Les chercheurs ont utilisé des techniques de tomodensitométrie pour obtenir un nouveau regard détaillé sur le crâne de l’enfant (Skhul I), qui se compose d’un casse-cerveau cassé (neurocranium) et de la mâchoire (mandibule). À une étude plus approfondie, le cerveau de cerveau présentait principalement des caractéristiques modernes typiques de Homo sapiensmais la mâchoire ressemblait plus à celle d’un Néandertalien, selon l’étude.
Co-auteur de l’étude Anne Dambricourt Malasseun paléoanthropologue au National Center for Scientific Research (CNRS) et au National Museum of Natural History en France, a déclaré en direct dans un e-mail qu’il y avait « aucune façon » de cette morphologie représente la variabilité de Homo sapiens Et l’enfant était « objectivement » un hybride.
Cependant, tout le monde ne pense pas que les résultats sont si définitifs. Chris Stringerun paléoanthropologue au Natural History Museum de Londres qui n’était pas impliqué dans l’étude, a déclaré à Live Science que si la mandibule avait l’air primitive, en considérant tous les fossiles ensemble, il pensait principalement s’aligner avec Homo sapiens. Mais Stringer a noté que les conclusions de l’étude étaient conformes à un 2024 Étude suggérant qu’il y avait une population croisée (ou des espèces croisées) flux de gènes entre les Néandertaliens et les humains Il y a environ 100 000 ans.
« Même si ce n’est pas des hybrides de 1re génération, il est certainement possible que les fossiles de Skhul reflètent un flux de gènes entre les 2 populations », a déclaré Stringer dans un e-mail. « Dans l’ensemble, en regardant tout le matériel, y compris les squelettes, le matériel s’aligne toujours principalement avec Homo Sapiens, à mon avis. »

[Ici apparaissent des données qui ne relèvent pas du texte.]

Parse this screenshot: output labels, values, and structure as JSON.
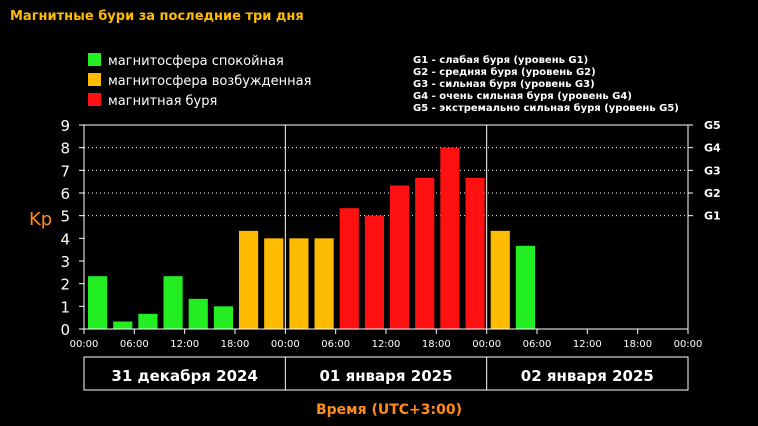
{
  "title": "Магнитные бури за последние три дня",
  "legend": [
    {
      "label": "магнитосфера спокойная",
      "color": "#22ee22"
    },
    {
      "label": "магнитосфера возбужденная",
      "color": "#ffbb00"
    },
    {
      "label": "магнитная буря",
      "color": "#ff1111"
    }
  ],
  "g_scale": [
    "G1 - слабая буря (уровень G1)",
    "G2 - средняя буря (уровень G2)",
    "G3 - сильная буря (уровень G3)",
    "G4 - очень сильная буря (уровень G4)",
    "G5 - экстремально сильная буря (уровень G5)"
  ],
  "ylabel": "Kp",
  "xlabel": "Время (UTC+3:00)",
  "days": [
    "31 декабря 2024",
    "01 января 2025",
    "02 января 2025"
  ],
  "colors": {
    "title": "#ffbb00",
    "axis_label": "#ff8c1a",
    "text": "#ffffff",
    "grid": "#ffffff",
    "quiet": "#22ee22",
    "active": "#ffbb00",
    "storm": "#ff1111"
  },
  "chart_data": {
    "type": "bar",
    "title": "Магнитные бури за последние три дня",
    "xlabel": "Время (UTC+3:00)",
    "ylabel": "Kp",
    "ylim": [
      0,
      9
    ],
    "yticks": [
      "0",
      "1",
      "2",
      "3",
      "4",
      "5",
      "6",
      "7",
      "8",
      "9"
    ],
    "xticks": [
      "00:00",
      "06:00",
      "12:00",
      "18:00",
      "00:00",
      "06:00",
      "12:00",
      "18:00",
      "00:00",
      "06:00",
      "12:00",
      "18:00",
      "00:00"
    ],
    "right_ticks": [
      {
        "label": "G1",
        "value": 5
      },
      {
        "label": "G2",
        "value": 6
      },
      {
        "label": "G3",
        "value": 7
      },
      {
        "label": "G4",
        "value": 8
      },
      {
        "label": "G5",
        "value": 9
      }
    ],
    "grid": "dotted horizontal at G-levels",
    "categories": [
      "31.12 00:00",
      "31.12 03:00",
      "31.12 06:00",
      "31.12 09:00",
      "31.12 12:00",
      "31.12 15:00",
      "31.12 18:00",
      "31.12 21:00",
      "01.01 00:00",
      "01.01 03:00",
      "01.01 06:00",
      "01.01 09:00",
      "01.01 12:00",
      "01.01 15:00",
      "01.01 18:00",
      "01.01 21:00",
      "02.01 00:00",
      "02.01 03:00"
    ],
    "values": [
      2.33,
      0.33,
      0.67,
      2.33,
      1.33,
      1.0,
      4.33,
      4.0,
      4.0,
      4.0,
      5.33,
      5.0,
      6.33,
      6.67,
      8.0,
      6.67,
      4.33,
      3.67
    ],
    "levels": [
      "quiet",
      "quiet",
      "quiet",
      "quiet",
      "quiet",
      "quiet",
      "active",
      "active",
      "active",
      "active",
      "storm",
      "storm",
      "storm",
      "storm",
      "storm",
      "storm",
      "active",
      "quiet"
    ],
    "total_slots": 24
  }
}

John Hawksun anthropologue à l’Université du Wisconsin-Madison qui n’a pas été impliqué dans l’étude, a dit au nouveau scientifique que l’étude fait progresser notre compréhension du crâne, mais les scientifiques ne peuvent pas identifier définitivement l’enfant comme un hybride sans extraire son ADN.
« Les populations humaines sont variables et il peut y avoir beaucoup de variabilité dans leur apparence et leur forme physique même sans se mélanger avec des groupes anciens comme les Néandertaliens », a déclaré Hawks.

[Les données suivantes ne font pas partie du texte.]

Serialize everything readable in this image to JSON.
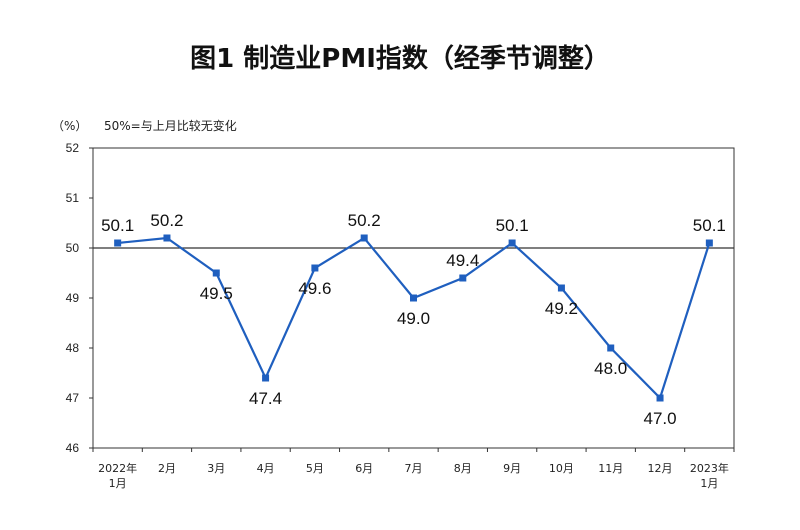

Humains modernes élevé avec des Néandertaliensc’est pourquoi la plupart des personnes vivantes portent aujourd’hui entre 1% et 3% de l’ADN néandertalien. Cependant, les chercheurs ont encore beaucoup à apprendre sur cet croisement, ainsi que sur la façon dont l’ancienne arbre généalogique humain s’intègre ensemble.
Qui était cet enfant ancien?
Les archéologues ont découvert les restes humains pour la première fois à Skhul Cave en 1928. Des fouilles ont découvert les squelettes de sept adultes et de trois enfants, qui avaient été délibérément enterrés, ainsi que des os liés à 16 autres personnes. Les os étaient initialement considérés comme une espèce de transition entre les Néandertaliens et les humains modernes. Les chercheurs ont suggéré plus tard qu’ils étaient un hybride entre les deux, mais cette évaluation a également été rejetée, et ils ont fini par être classés comme des humains anatomiquement modernes, selon l’étude.
Skhul j’appartenais à un enfant, probablement une femme, âgée de 3 à 5 ans. La section centrale du visage du crâne et une grande partie de la base manquaient, tandis que le reste était en morceaux. Dans le passé, les archéologues ont tenté de remonter le crâne et ont consolidé les pièces avec du plâtre, ce qui a rendu plus difficile pour les chercheurs modernes d’étudier. Les nouvelles tomodensitométrie ont permis aux chercheurs de supprimer pratiquement ce plâtre et de comparer le crâne avec d’autres spécimens.
Les caractéristiques humaines modernes du crâne incluent l’orientation verticale d’un os sur le côté de la base du crâne, tandis que les caractéristiques de type néandertal de la mâchoire incluent un manque de menton.